The magnifying power of a telescope of length $76$ cm in the normal adjustment is $75$. Then the focal lengths of the objective and eyepiece lenses are, respectively,

• A. $50$ cm, $25$ cm
• B. $70$ cm, $5$ cm
• C. $75$ cm, $1$ cm
• D. $73$ cm, $2$ cm
• E. $60$ cm, $15$ cm

Hint:

For telescopes: - $M = \frac{f_o}{f_e}$ - Length = sum of focal lengths

Answer 1

The Correct Option is C

Concept: For telescope in normal adjustment: \[ M = \frac{f_o}{f_e}, \quad L = f_o + f_e \]

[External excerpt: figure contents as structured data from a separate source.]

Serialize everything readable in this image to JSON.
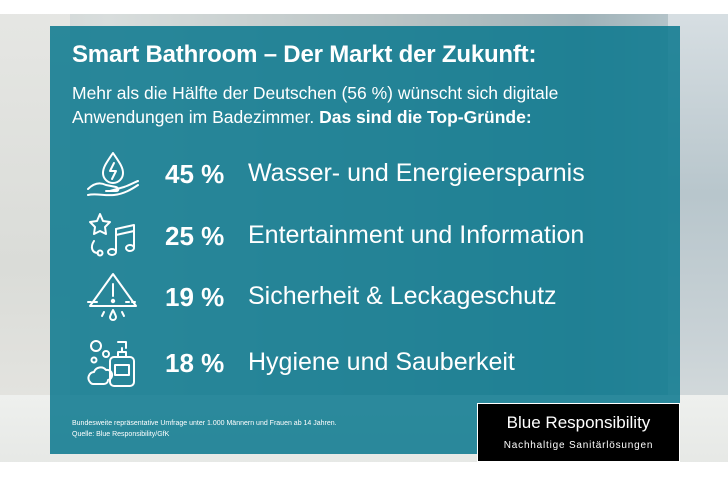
{
  "headline": "Smart Bathroom – Der Markt der Zukunft:",
  "intro": {
    "text": "Mehr als die Hälfte der Deutschen (56 %) wünscht sich digitale Anwendungen im Badezimmer. ",
    "bold": "Das sind die Top-Gründe:"
  },
  "reasons": [
    {
      "percent": "45 %",
      "label": "Wasser- und Energieersparnis",
      "icon": "water-drop-hand-icon"
    },
    {
      "percent": "25 %",
      "label": "Entertainment und Information",
      "icon": "star-music-note-icon"
    },
    {
      "percent": "19 %",
      "label": "Sicherheit & Leckageschutz",
      "icon": "warning-leak-icon"
    },
    {
      "percent": "18 %",
      "label": "Hygiene und Sauberkeit",
      "icon": "soap-bubbles-icon"
    }
  ],
  "footnote": {
    "line1": "Bundesweite repräsentative Umfrage unter 1.000 Männern und Frauen ab 14 Jahren.",
    "line2": "Quelle: Blue Responsibility/GfK"
  },
  "brand": {
    "name": "Blue Responsibility",
    "tagline": "Nachhaltige Sanitärlösungen"
  },
  "colors": {
    "panel": "#0a788e",
    "text": "#ffffff",
    "brand_box": "#000000"
  }
}
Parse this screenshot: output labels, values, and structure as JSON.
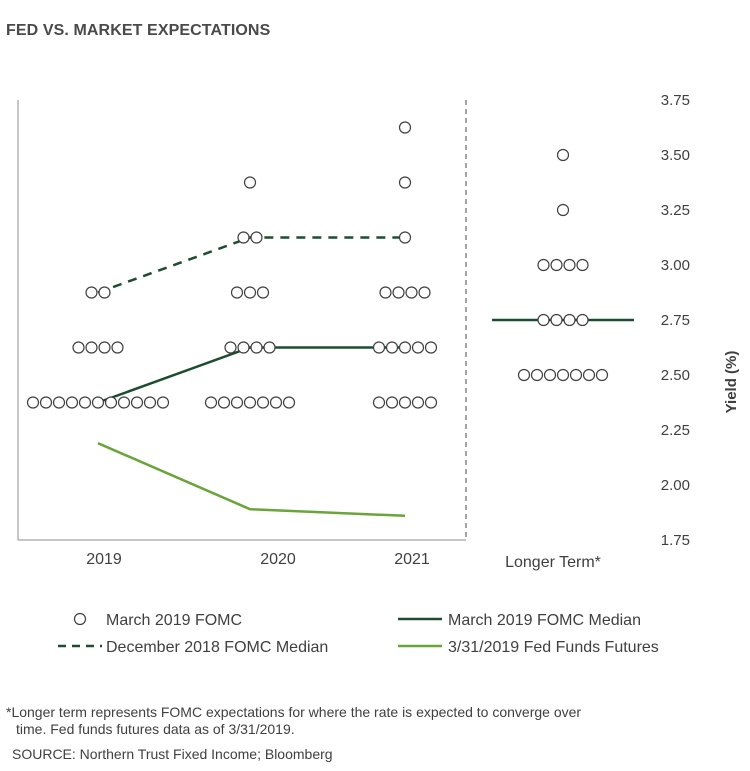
{
  "title": "FED VS. MARKET EXPECTATIONS",
  "footnote_line1": "*Longer term represents FOMC expectations for where the rate is expected to converge over",
  "footnote_line2": "time. Fed funds futures data as of 3/31/2019.",
  "source": "SOURCE: Northern Trust Fixed Income; Bloomberg",
  "colors": {
    "march_median": "#1d4d31",
    "december_median": "#1d4d31",
    "futures": "#6aa43a",
    "dots": "#404040",
    "divider": "#9a9a9a"
  },
  "chart_data": {
    "type": "scatter",
    "ylabel": "Yield (%)",
    "y_axis_side": "right",
    "ylim": [
      1.75,
      3.75
    ],
    "y_ticks": [
      "3.75",
      "3.50",
      "3.25",
      "3.00",
      "2.75",
      "2.50",
      "2.25",
      "2.00",
      "1.75"
    ],
    "categories": [
      "2019",
      "2020",
      "2021",
      "Longer Term*"
    ],
    "legend": {
      "dots": "March 2019 FOMC",
      "march_median": "March 2019 FOMC Median",
      "december_median": "December 2018 FOMC Median",
      "futures": "3/31/2019 Fed Funds Futures"
    },
    "dot_plot": [
      {
        "category": "2019",
        "levels": [
          {
            "y": 2.375,
            "count": 11
          },
          {
            "y": 2.625,
            "count": 4
          },
          {
            "y": 2.875,
            "count": 2
          }
        ]
      },
      {
        "category": "2020",
        "levels": [
          {
            "y": 2.375,
            "count": 7
          },
          {
            "y": 2.625,
            "count": 4
          },
          {
            "y": 2.875,
            "count": 3
          },
          {
            "y": 3.125,
            "count": 2
          },
          {
            "y": 3.375,
            "count": 1
          }
        ]
      },
      {
        "category": "2021",
        "levels": [
          {
            "y": 2.375,
            "count": 5
          },
          {
            "y": 2.625,
            "count": 5
          },
          {
            "y": 2.875,
            "count": 4
          },
          {
            "y": 3.125,
            "count": 1
          },
          {
            "y": 3.375,
            "count": 1
          },
          {
            "y": 3.625,
            "count": 1
          }
        ]
      },
      {
        "category": "Longer Term*",
        "levels": [
          {
            "y": 2.5,
            "count": 7
          },
          {
            "y": 2.75,
            "count": 4
          },
          {
            "y": 3.0,
            "count": 4
          },
          {
            "y": 3.25,
            "count": 1
          },
          {
            "y": 3.5,
            "count": 1
          }
        ]
      }
    ],
    "series": [
      {
        "name": "March 2019 FOMC Median",
        "style": "solid",
        "points": [
          [
            "2019",
            2.375
          ],
          [
            "2020",
            2.625
          ],
          [
            "2021",
            2.625
          ]
        ]
      },
      {
        "name": "December 2018 FOMC Median",
        "style": "dashed",
        "points": [
          [
            "2019",
            2.875
          ],
          [
            "2020",
            3.125
          ],
          [
            "2021",
            3.125
          ]
        ]
      },
      {
        "name": "3/31/2019 Fed Funds Futures",
        "style": "solid",
        "points": [
          [
            "2019",
            2.19
          ],
          [
            "2020",
            1.89
          ],
          [
            "2021",
            1.86
          ]
        ]
      },
      {
        "name": "Longer Term Median",
        "style": "solid",
        "points": [
          [
            "Longer Term*",
            2.75
          ]
        ]
      }
    ]
  }
}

Step 1: Write given equations.
\[ \frac{f_o}{f_e} = 75 \quad \cdots (1) \] \[ f_o + f_e = 76 \quad \cdots (2) \]

Step 2: Substitute from (1).
\[ f_o = 75 f_e \]

Step 3: Use in (2).
\[ 75 f_e + f_e = 76 \Rightarrow 76 f_e = 76 \Rightarrow f_e = 1\ \text{cm} \]

Step 4: Find $f_o$.
\[ f_o = 75 \times 1 = 75\ \text{cm} \]